As part of our investigation of DE’s effect on trabecular bone formation, micro-CT analysis was performed on the mice distal femur in sham, OVX, and OVX + DE (Figure 3a) group. As compared to OVX, OVX + DE mice had significantly higher Tb. Th (Figure 3b), Tb. N (Figure 3d), BV/TV (Figure 3e), and lower Tb. Sp (Figure 3c). H&E staining of the distal femur (Figure 3f) showed an increase in the trabecular area compared to the OVX group (Figure 3g). The distal femur was stained with ALP (Figure 3h). ALP-positive cells were more significant in OVX + DE mice than in OVX mice (Figure 3i). In the distal femur, IHC staining of Runx2 (Figure 3j) was performed, and the results indicated that the sum IOD for Runx2 (Figure 3k) increased in OVX + DE group compared to OVX mice. We conducted IHC staining of Ocn (Figure 3l) on the mice’s distal femur, and the results showed that Ocn’s sum IOD (Figure 3m) increased in OVX + DE group when compared with OVX mice. As a result, DE can prevent osteoporosis in mice induced by ovariectomy.

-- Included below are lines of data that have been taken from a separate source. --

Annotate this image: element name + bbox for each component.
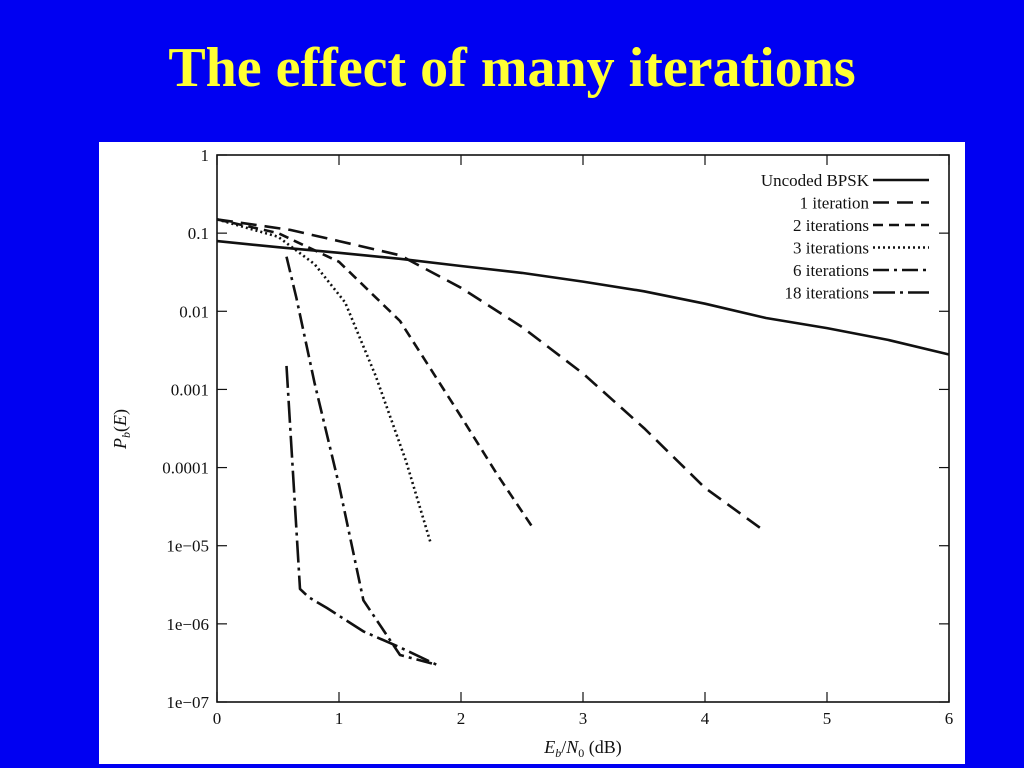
legend-label: Uncoded BPSK — [761, 171, 870, 190]
svg-text:Eb/N0 (dB): Eb/N0 (dB) — [543, 737, 622, 760]
x-tick-label: 3 — [579, 709, 588, 728]
y-tick-label: 1e−05 — [166, 537, 209, 556]
legend-label: 1 iteration — [800, 194, 870, 213]
y-tick-label: 0.1 — [188, 224, 209, 243]
y-tick-label: 1e−06 — [166, 615, 209, 634]
y-tick-label: 0.001 — [171, 380, 209, 399]
x-tick-label: 5 — [823, 709, 832, 728]
legend-label: 6 iterations — [793, 261, 869, 280]
series-line-2 — [216, 218, 536, 531]
y-tick-label: 0.01 — [179, 302, 209, 321]
series-line-3 — [216, 218, 432, 543]
legend-label: 18 iterations — [784, 284, 869, 303]
slide-title: The effect of many iterations — [168, 37, 856, 99]
y-tick-label: 1 — [201, 146, 210, 165]
svg-text:Pb(E): Pb(E) — [110, 409, 133, 450]
legend-label: 3 iterations — [793, 239, 869, 258]
y-tick-label: 1e−07 — [166, 693, 209, 712]
x-tick-label: 6 — [945, 709, 954, 728]
series-line-0 — [216, 239, 950, 356]
data-series — [216, 218, 950, 666]
chart-panel: 0 1 2 3 4 5 6 1 0.1 0.01 0.001 0.0001 1e−05 1e−06 1e−0… — [99, 142, 965, 764]
y-axis-title: Pb(E) — [110, 409, 133, 450]
legend: Uncoded BPSK 1 iteration 2 iterations 3 ite… — [761, 171, 929, 303]
series-line-4 — [285, 256, 437, 666]
x-tick-label: 4 — [701, 709, 710, 728]
x-axis-title: Eb/N0 (dB) — [543, 737, 622, 760]
axis-ticks: 0 1 2 3 4 5 6 1 0.1 0.01 0.001 0.0001 1e−05 1e−06 1e−0… — [162, 146, 953, 728]
x-tick-label: 1 — [335, 709, 344, 728]
bit-error-rate-chart: 0 1 2 3 4 5 6 1 0.1 0.01 0.001 0.0001 1e−05 1e−06 1e−0… — [110, 146, 953, 760]
x-tick-label: 2 — [457, 709, 466, 728]
series-line-5 — [285, 365, 438, 666]
series-line-1 — [216, 218, 761, 529]
y-tick-label: 0.0001 — [162, 459, 209, 478]
x-tick-label: 0 — [213, 709, 222, 728]
legend-label: 2 iterations — [793, 216, 869, 235]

C3H/10T1/2 Cells were treated with DE for 7 days in an osteogenic medium. By WB (Figure 4a), we measured the levels of phosphorylation of GSK-3β (Tyr216) (a hallmark of GSK-3β activity) and β‐catenin. It was found that P-GSK-3β (Tyr216) was decreased and β-catenin levels were increased in osteogenesis-induced cultured C3H/10T1/2 cells with DE (1 μM and 10 μM). Immunofluorescence analysis demonstrated that DE (1 and 10 μM) promoted β-catenin nuclear translocation in C3H/10T1/2 cells (Figure 4d). This effect was confirmed by quantitative analysis (Figure 4e). Furthermore, IHC staining of β-catenin was performed on the mice’s distal femur (Figure 4f). The results indicated that β-catenin sum IODs increased in OVX + DE mice compared to OVX mice (Figure 4g). The critical role of β-catenin was confirmed by its knockdown (Figures 5c,d), which reversed the DE-mediated increases in ALP activity (Figures 5a,b) and Osx protein levels (Figures 5c,e), suggesting that the effect of DE on osteogenic differentiation depends on β-catenin. Based on these data, DE is shown to promote osteogenic differentiation and trabecular bone formation by preventing GSK-3β activity and β-catenin degradation.